Ekonomi Jepang mencatat pertumbuhan satu persen secara tahunan pada periode April–Juni 2025.
Pencapaian ini menandai ekspansi selama lima kuartal berturut-turut, memberi sinyal bahwa perekonomian masih bergerak positif di tengah tekanan harga.
Investasi modal yang kuat dan kenaikan ekspor menjadi penopang utama pertumbuhan ekonomi, meski belanja konsumen masih tertekan oleh harga kebutuhan yang meningkat.

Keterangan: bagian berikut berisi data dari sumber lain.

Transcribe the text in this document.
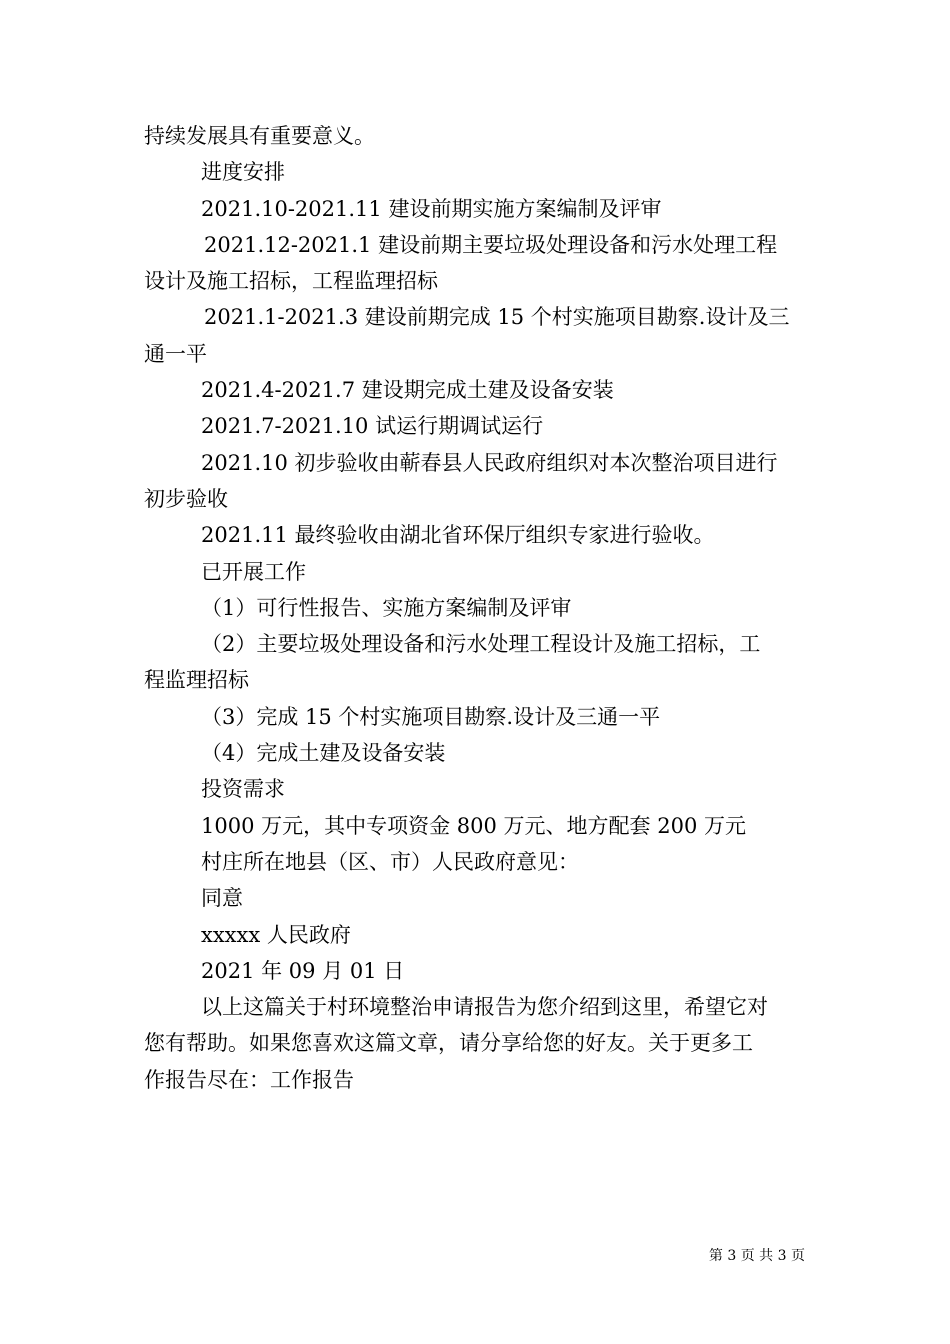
持续发展具有重要意义。

进度安排

2021.10-2021.11 建设前期实施方案编制及评审

2021.12-2021.1 建设前期主要垃圾处理设备和污水处理工程

设计及施工招标，工程监理招标

2021.1-2021.3 建设前期完成 15 个村实施项目勘察.设计及三

通一平

2021.4-2021.7 建设期完成土建及设备安装

2021.7-2021.10 试运行期调试运行

2021.10 初步验收由蕲春县人民政府组织对本次整治项目进行

初步验收

2021.11 最终验收由湖北省环保厅组织专家进行验收。

已开展工作

（1）可行性报告、实施方案编制及评审

（2）主要垃圾处理设备和污水处理工程设计及施工招标，工

程监理招标

（3）完成 15 个村实施项目勘察.设计及三通一平

（4）完成土建及设备安装

投资需求

1000 万元，其中专项资金 800 万元、地方配套 200 万元

村庄所在地县（区、市）人民政府意见：

同意

xxxxx 人民政府

2021 年 09 月 01 日

以上这篇关于村环境整治申请报告为您介绍到这里，希望它对

您有帮助。如果您喜欢这篇文章，请分享给您的好友。关于更多工

作报告尽在：工作报告

第 3 页 共 3 页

Pemerintah Jepang merilis data tersebut pada Jumat (15/8/2025), sekaligus merevisi kinerja kuartal pertama yang sebelumnya diperkirakan kontraksi menjadi tumbuh 0,6 persen.
Artinya, tren pemulihan ekonomi tetap berlanjut, walau daya beli rumah tangga masih menjadi tantangan besar.
Baca juga:
Konsumsi rumah tangga menyumbang lebih dari setengah aktivitas ekonomi Jepang, jumlahnya naik tipis 0,2 persen.

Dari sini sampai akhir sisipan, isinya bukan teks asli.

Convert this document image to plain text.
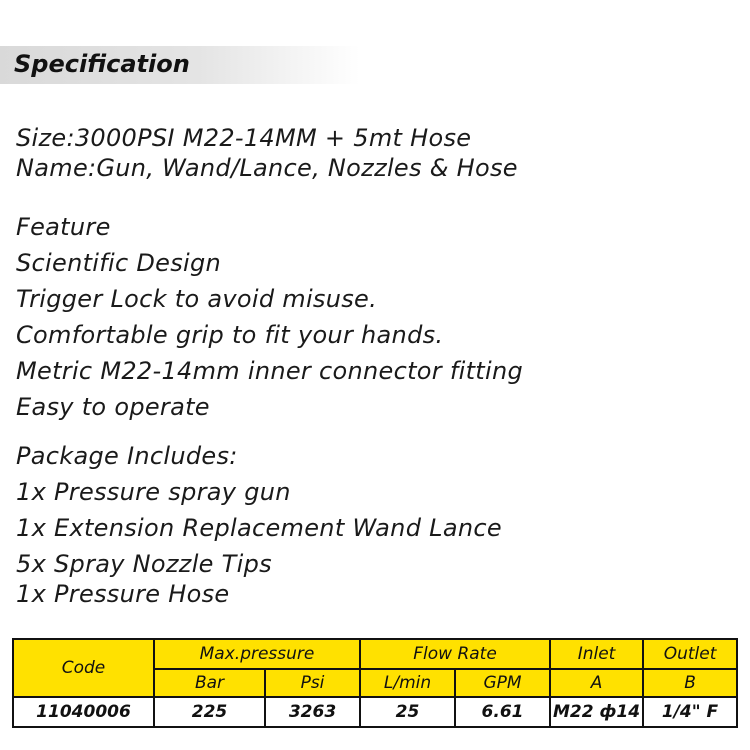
Specification
Size:3000PSI M22-14MM + 5mt Hose
Name:Gun, Wand/Lance, Nozzles & Hose
Feature
Scientific Design
Trigger Lock to avoid misuse.
Comfortable grip to fit your hands.
Metric M22-14mm inner connector fitting
Easy to operate
Package Includes:
1x Pressure spray gun
1x Extension Replacement Wand Lance
5x Spray Nozzle Tips
1x Pressure Hose
Code	Max.pressure		Flow Rate		Inlet	Outlet
	Bar	Psi	L/min	GPM	A	B
11040006	225	3263	25	6.61	M22 ф14	1/4" F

Melansir Kyodo News (15/8/2025), kenaikan harga pangan dan kebutuhan sehari-hari membuat belanja konsumen belum pulih kuat.

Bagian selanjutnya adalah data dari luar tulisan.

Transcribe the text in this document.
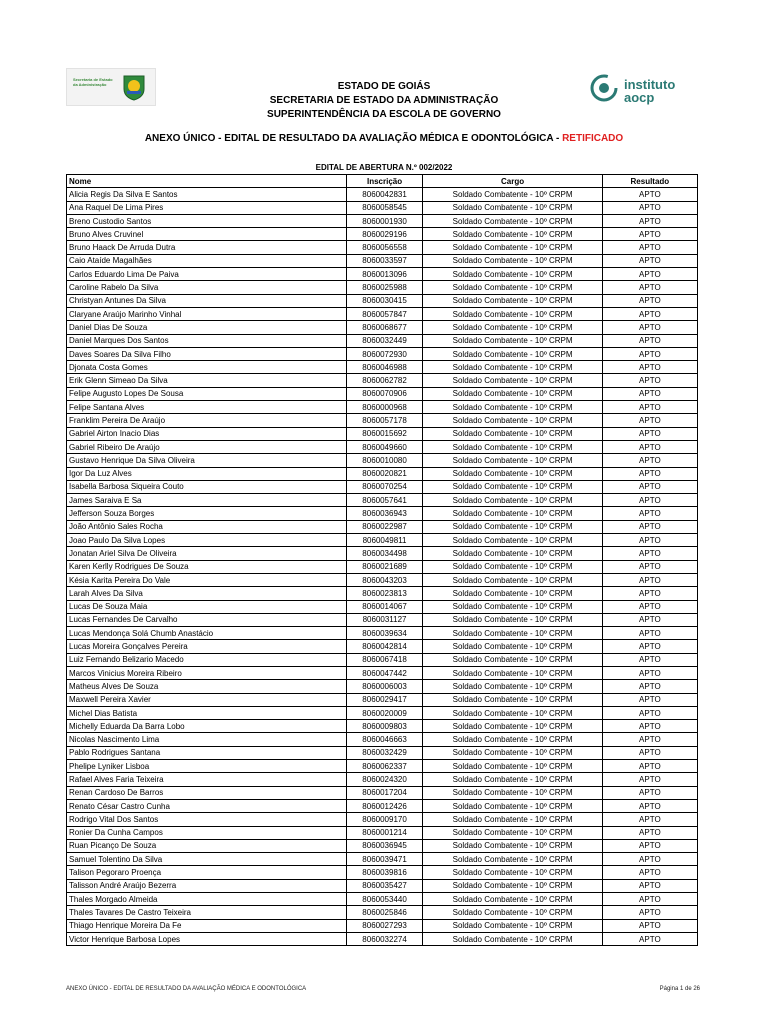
Secretaria de Estado da Administração	instituto
aocp
ESTADO DE GOIÁS
SECRETARIA DE ESTADO DA ADMINISTRAÇÃO
SUPERINTENDÊNCIA DA ESCOLA DE GOVERNO
ANEXO ÚNICO - EDITAL DE RESULTADO DA AVALIAÇÃO MÉDICA E ODONTOLÓGICA - RETIFICADO
EDITAL DE ABERTURA N.º 002/2022
Nome	Inscrição	Cargo	Resultado
Alicia Regis Da Silva E Santos	8060042831	Soldado Combatente - 10º CRPM	APTO
Ana Raquel De Lima Pires	8060058545	Soldado Combatente - 10º CRPM	APTO
Breno Custodio Santos	8060001930	Soldado Combatente - 10º CRPM	APTO
Bruno Alves Cruvinel	8060029196	Soldado Combatente - 10º CRPM	APTO
Bruno Haack De Arruda Dutra	8060056558	Soldado Combatente - 10º CRPM	APTO
Caio Ataíde Magalhães	8060033597	Soldado Combatente - 10º CRPM	APTO
Carlos Eduardo Lima De Paiva	8060013096	Soldado Combatente - 10º CRPM	APTO
Caroline Rabelo Da Silva	8060025988	Soldado Combatente - 10º CRPM	APTO
Christyan Antunes Da Silva	8060030415	Soldado Combatente - 10º CRPM	APTO
Claryane Araújo Marinho Vinhal	8060057847	Soldado Combatente - 10º CRPM	APTO
Daniel Dias De Souza	8060068677	Soldado Combatente - 10º CRPM	APTO
Daniel Marques Dos Santos	8060032449	Soldado Combatente - 10º CRPM	APTO
Daves Soares Da Silva Filho	8060072930	Soldado Combatente - 10º CRPM	APTO
Djonata Costa Gomes	8060046988	Soldado Combatente - 10º CRPM	APTO
Erik Glenn Simeao Da Silva	8060062782	Soldado Combatente - 10º CRPM	APTO
Felipe Augusto Lopes De Sousa	8060070906	Soldado Combatente - 10º CRPM	APTO
Felipe Santana Alves	8060000968	Soldado Combatente - 10º CRPM	APTO
Franklim Pereira De Araújo	8060057178	Soldado Combatente - 10º CRPM	APTO
Gabriel Airton Inacio Dias	8060015692	Soldado Combatente - 10º CRPM	APTO
Gabriel Ribeiro De Araújo	8060049660	Soldado Combatente - 10º CRPM	APTO
Gustavo Henrique Da Silva Oliveira	8060010080	Soldado Combatente - 10º CRPM	APTO
Igor Da Luz Alves	8060020821	Soldado Combatente - 10º CRPM	APTO
Isabella Barbosa Siqueira Couto	8060070254	Soldado Combatente - 10º CRPM	APTO
James Saraiva E Sa	8060057641	Soldado Combatente - 10º CRPM	APTO
Jefferson Souza Borges	8060036943	Soldado Combatente - 10º CRPM	APTO
João Antônio Sales Rocha	8060022987	Soldado Combatente - 10º CRPM	APTO
Joao Paulo Da Silva Lopes	8060049811	Soldado Combatente - 10º CRPM	APTO
Jonatan Ariel Silva De Oliveira	8060034498	Soldado Combatente - 10º CRPM	APTO
Karen Kerlly Rodrigues De Souza	8060021689	Soldado Combatente - 10º CRPM	APTO
Késia Karita Pereira Do Vale	8060043203	Soldado Combatente - 10º CRPM	APTO
Larah Alves Da Silva	8060023813	Soldado Combatente - 10º CRPM	APTO
Lucas De Souza Maia	8060014067	Soldado Combatente - 10º CRPM	APTO
Lucas Fernandes De Carvalho	8060031127	Soldado Combatente - 10º CRPM	APTO
Lucas Mendonça Solá Chumb Anastácio	8060039634	Soldado Combatente - 10º CRPM	APTO
Lucas Moreira Gonçalves Pereira	8060042814	Soldado Combatente - 10º CRPM	APTO
Luiz Fernando Belizario Macedo	8060067418	Soldado Combatente - 10º CRPM	APTO
Marcos Vinicius Moreira Ribeiro	8060047442	Soldado Combatente - 10º CRPM	APTO
Matheus Alves De Souza	8060006003	Soldado Combatente - 10º CRPM	APTO
Maxwell Pereira Xavier	8060029417	Soldado Combatente - 10º CRPM	APTO
Michel Dias Batista	8060020009	Soldado Combatente - 10º CRPM	APTO
Michelly Eduarda Da Barra Lobo	8060009803	Soldado Combatente - 10º CRPM	APTO
Nicolas Nascimento Lima	8060046663	Soldado Combatente - 10º CRPM	APTO
Pablo Rodrigues Santana	8060032429	Soldado Combatente - 10º CRPM	APTO
Phelipe Lyniker Lisboa	8060062337	Soldado Combatente - 10º CRPM	APTO
Rafael Alves Faria Teixeira	8060024320	Soldado Combatente - 10º CRPM	APTO
Renan Cardoso De Barros	8060017204	Soldado Combatente - 10º CRPM	APTO
Renato César Castro Cunha	8060012426	Soldado Combatente - 10º CRPM	APTO
Rodrigo Vital Dos Santos	8060009170	Soldado Combatente - 10º CRPM	APTO
Ronier Da Cunha Campos	8060001214	Soldado Combatente - 10º CRPM	APTO
Ruan Picanço De Souza	8060036945	Soldado Combatente - 10º CRPM	APTO
Samuel Tolentino Da Silva	8060039471	Soldado Combatente - 10º CRPM	APTO
Talison Pegoraro Proença	8060039816	Soldado Combatente - 10º CRPM	APTO
Talisson André Araújo Bezerra	8060035427	Soldado Combatente - 10º CRPM	APTO
Thales Morgado Almeida	8060053440	Soldado Combatente - 10º CRPM	APTO
Thales Tavares De Castro Teixeira	8060025846	Soldado Combatente - 10º CRPM	APTO
Thiago Henrique Moreira Da Fe	8060027293	Soldado Combatente - 10º CRPM	APTO
Victor Henrique Barbosa Lopes	8060032274	Soldado Combatente - 10º CRPM	APTO
ANEXO ÚNICO - EDITAL DE RESULTADO DA AVALIAÇÃO MÉDICA E ODONTOLÓGICA	Página 1 de 26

Menurut Shinichiro Kobayashi, ekonom utama Mitsubishi UFJ Research and Consulting, arah pemulihan ekonomi sangat bergantung pada seberapa besar konsumsi bisa menguat.
Ia memperkirakan konsumsi dapat membaik jika tren kenaikan gaji terus berlanjut.
Nominal PDB Jepang sendiri naik 1,3 persen dari kuartal sebelumnya.
Secara tahunan, pertumbuhannya mencapai 5,1 persen, mencerminkan daya dorong dari sisi harga dan volume.
Produk domestik bruto (PDB) Jepang yang sudah disesuaikan dengan inflasi naik 0,3 persen dibanding kuartal Januari–Maret 2025.
Investasi modal tumbuh 1,3 persen, mencatat kenaikan lima kuartal berturut-turut.
Dorongan terbesar berasal dari investasi perangkat lunak yang solid.
Ekspor juga menguat dua persen, pertama kali naik dalam dua kuartal terakhir.
Kenaikan terutama datang dari komponen terkait semikonduktor yang mendorong kinerja industri.
Sementara itu, impor naik 0,6 persen untuk kuartal kedua berturut-turut, dipicu pembelian minyak mentah dan gas alam.
Kenaikan impor ini menekan kontribusi PDB, tetapi mencerminkan kebutuhan energi yang meningkat.
Tarif tambahan mobil dari Amerika Serikat mulai berlaku sejak April 2025.
Dampaknya pada kuartal April–Juni masih terbatas karena produsen mobil Jepang menurunkan harga agar volume ekspor tidak turun.
Meski demikian, para ekonom memperingatkan bahwa strategi ini bisa menekan laba perusahaan.
Jika keuntungan berkurang, dampaknya bisa meluas ke gaji, lapangan kerja, hingga belanja konsumen di Jepang.
Kobayashi memperkirakan ekspor Jepang ke AS bisa turun tajam pada kuartal Juli-September.
Ia menambahkan, meskipun Tokyo dan Washington telah sepakat menurunkan tarif mobil dan sejumlah barang lain dari rencana awal, risiko pertumbuhan negatif tetap ada.
Dengan kondisi ini; prospek ekonomi Jepang ke depan sangat ditentukan oleh keseimbangan antara ekspor, upah, dan daya beli rumah tangga.